あれから5、6年ぶりぐらいの朝ドラ出演で、同じような温かさを感じています。むしろ以前より強く感じたのは、大阪局(BK)だからなのでしょうか。大阪局の現場の雰囲気は強い絆で結ばれているように思えるんです」
吉沢さんは『なつぞら』のあと、21年の大河ドラマ『青天を衝け』の主演(渋沢栄一役)に大抜擢された。『ばけばけ』の制作統括・橋爪國臣さんとチーフディレクターの村橋直樹さんは『青天』でも一緒で、橋爪さんにいたっては『なつぞら』にも関わっていた。
「『なつぞら』や『青天を衝け』でご一緒させていただいた橋爪さんや村橋さんからまたお声をいただいたことがすごくうれしくて、ぜひやらせてほしいと思いました。
錦織友一という役も魅力的でした。西田千太郎さんという実在の人物がベースになっていて、その方の歴史をはじめとした資料を読んでとても魅力的な方だと感じました」
松江随一の秀才で、「大盤石(だいばんじゃく)」の異名を持つ錦織友一。ヘブンのモデルである小泉八雲ことラフカディオ・ハーンと密接に関わった西田千太郎がモデルになっている。
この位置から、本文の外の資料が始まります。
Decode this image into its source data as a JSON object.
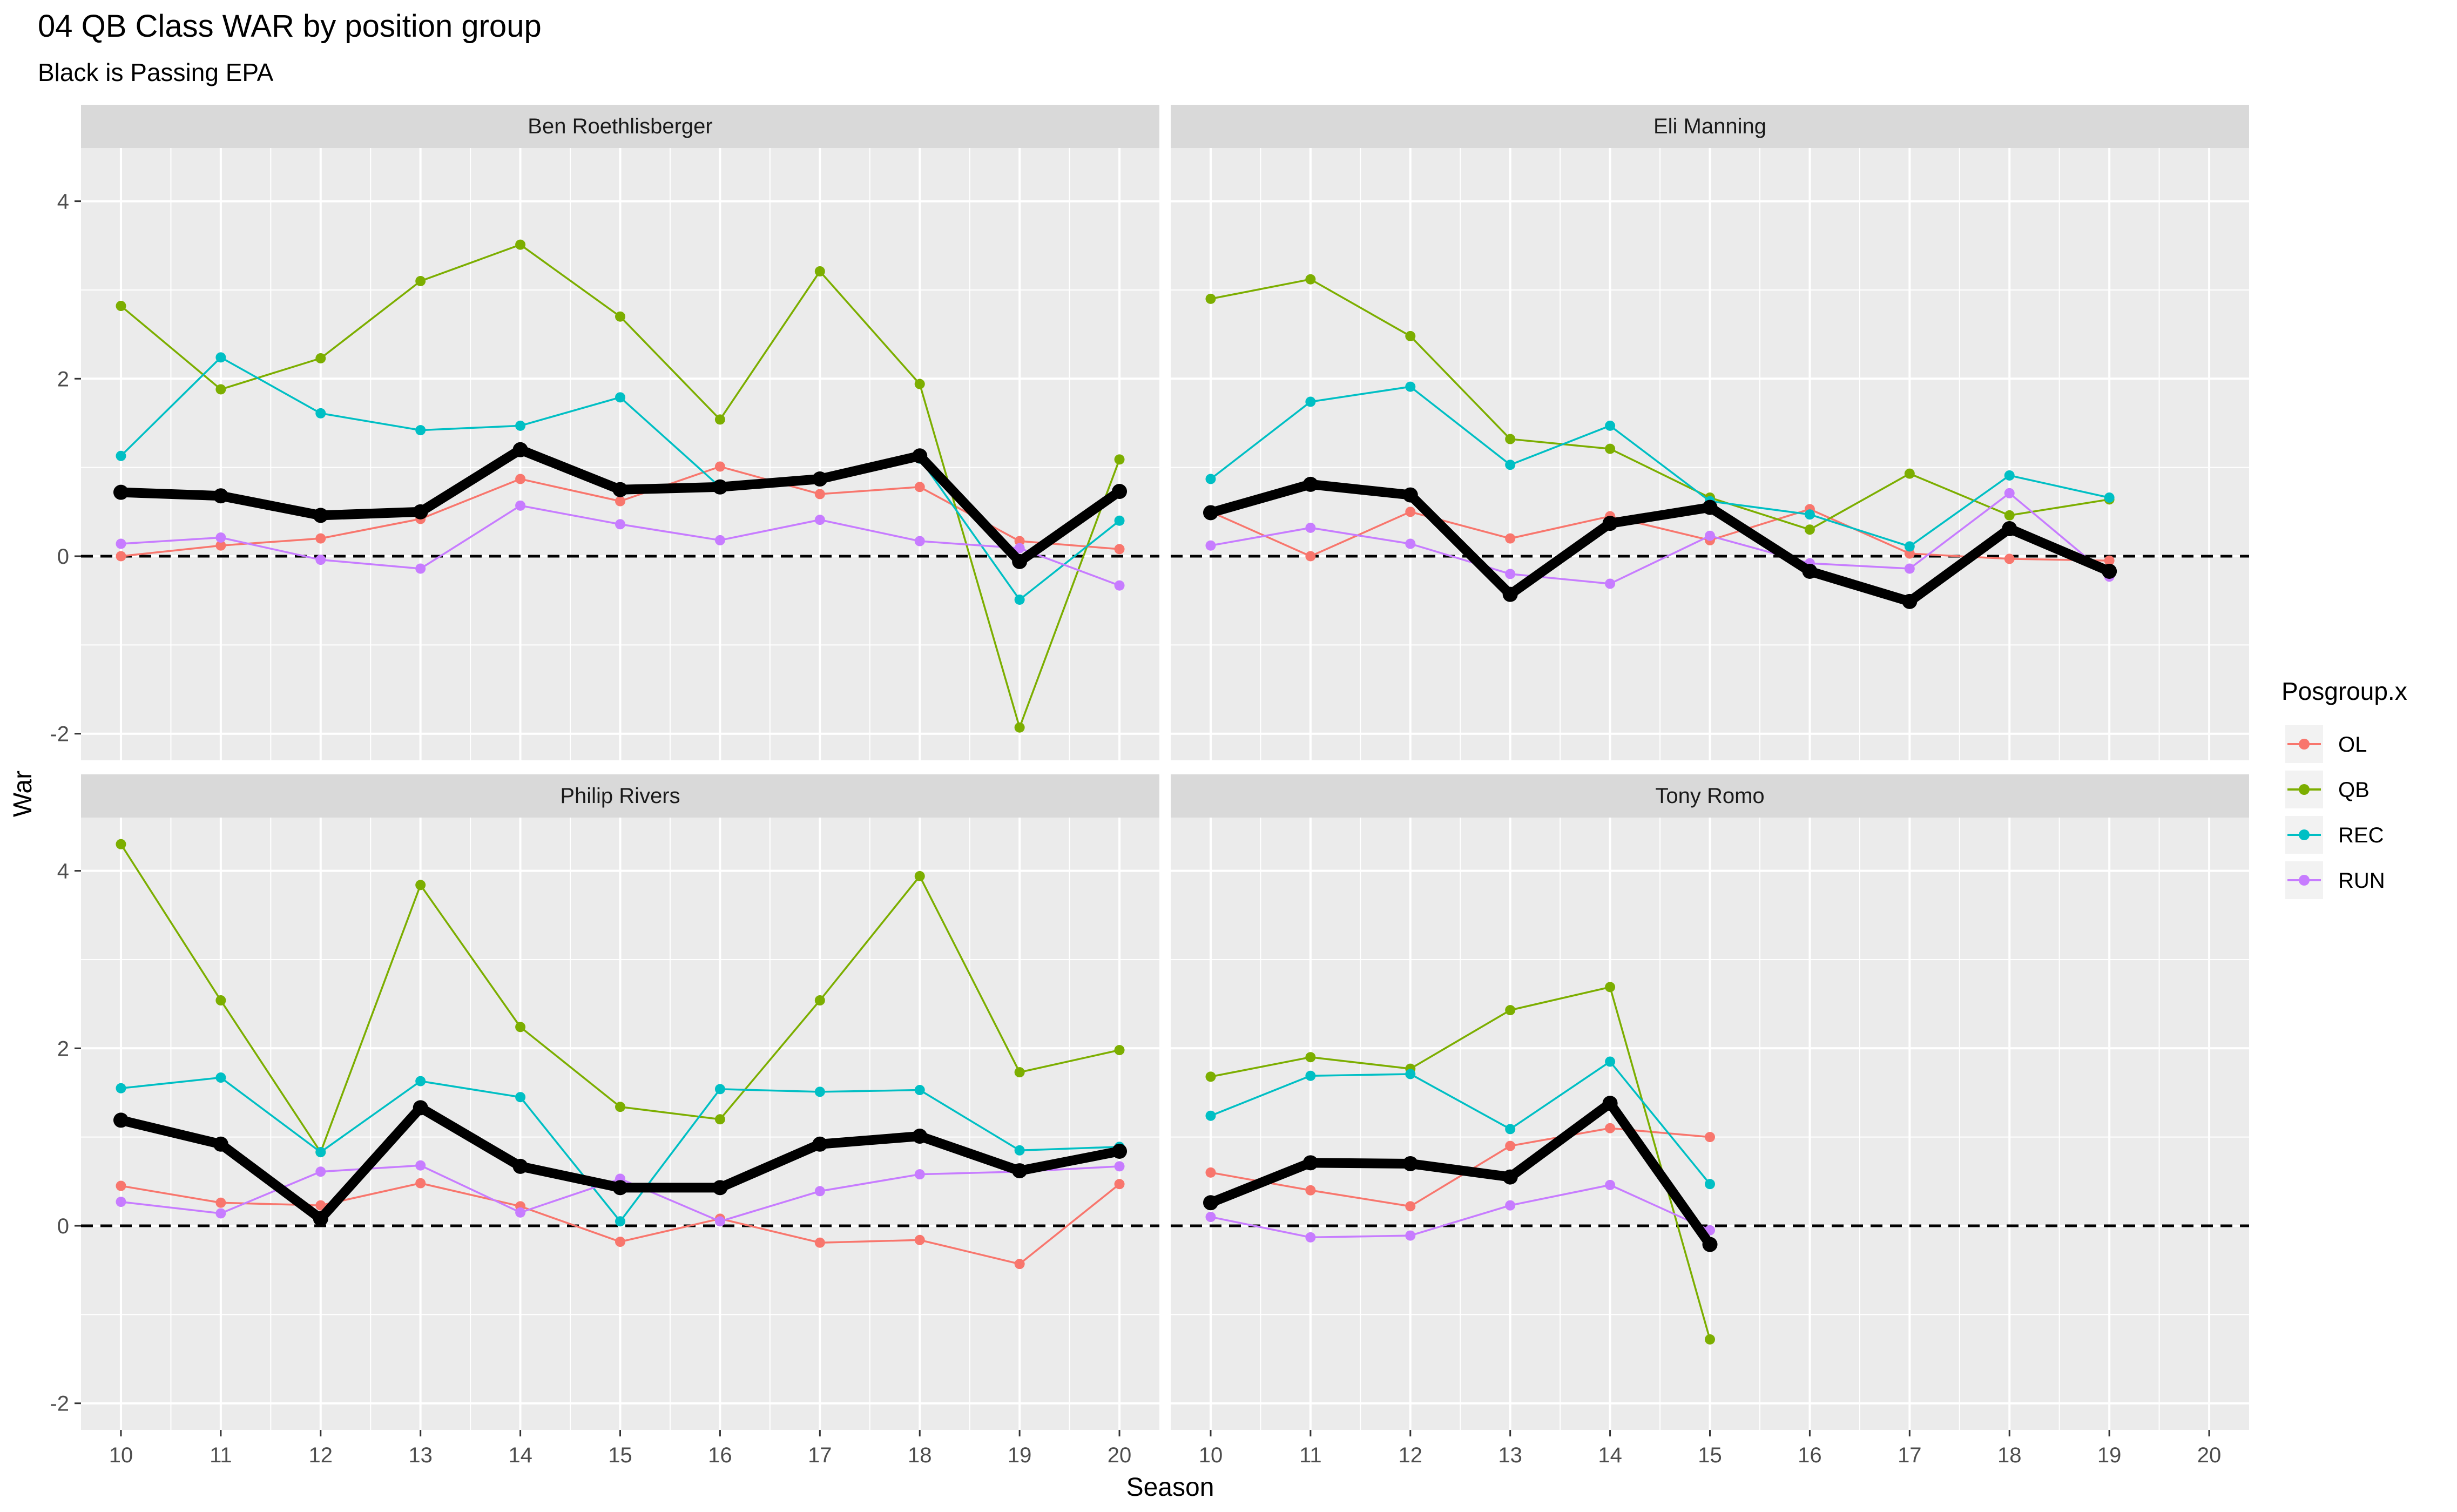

松江中学で英語教師を務め、外国人教師として松江にやってきたヘブンを公私共にサポートする役で、英語セリフの分量がとても多い。
「以前から英語を学んでみたいという思いが漠然とあったので、これはいい機会かもしれないと思ったのですが、思った以上に難しくて絶望しております(笑)」
週3で英語、演技によって英語のテンションも変える
「錦織は“大盤石”と呼ばれるぐらいの人物ですので、ネイティブに聞こえるくらいの発音とまではいかなくても、見ている方にできるだけ違和感を与えないように、いかにも練習している感が出ないくらいには練習しようと、24年の12月から週3回ぐらい英語の先生のレッスンを受けました。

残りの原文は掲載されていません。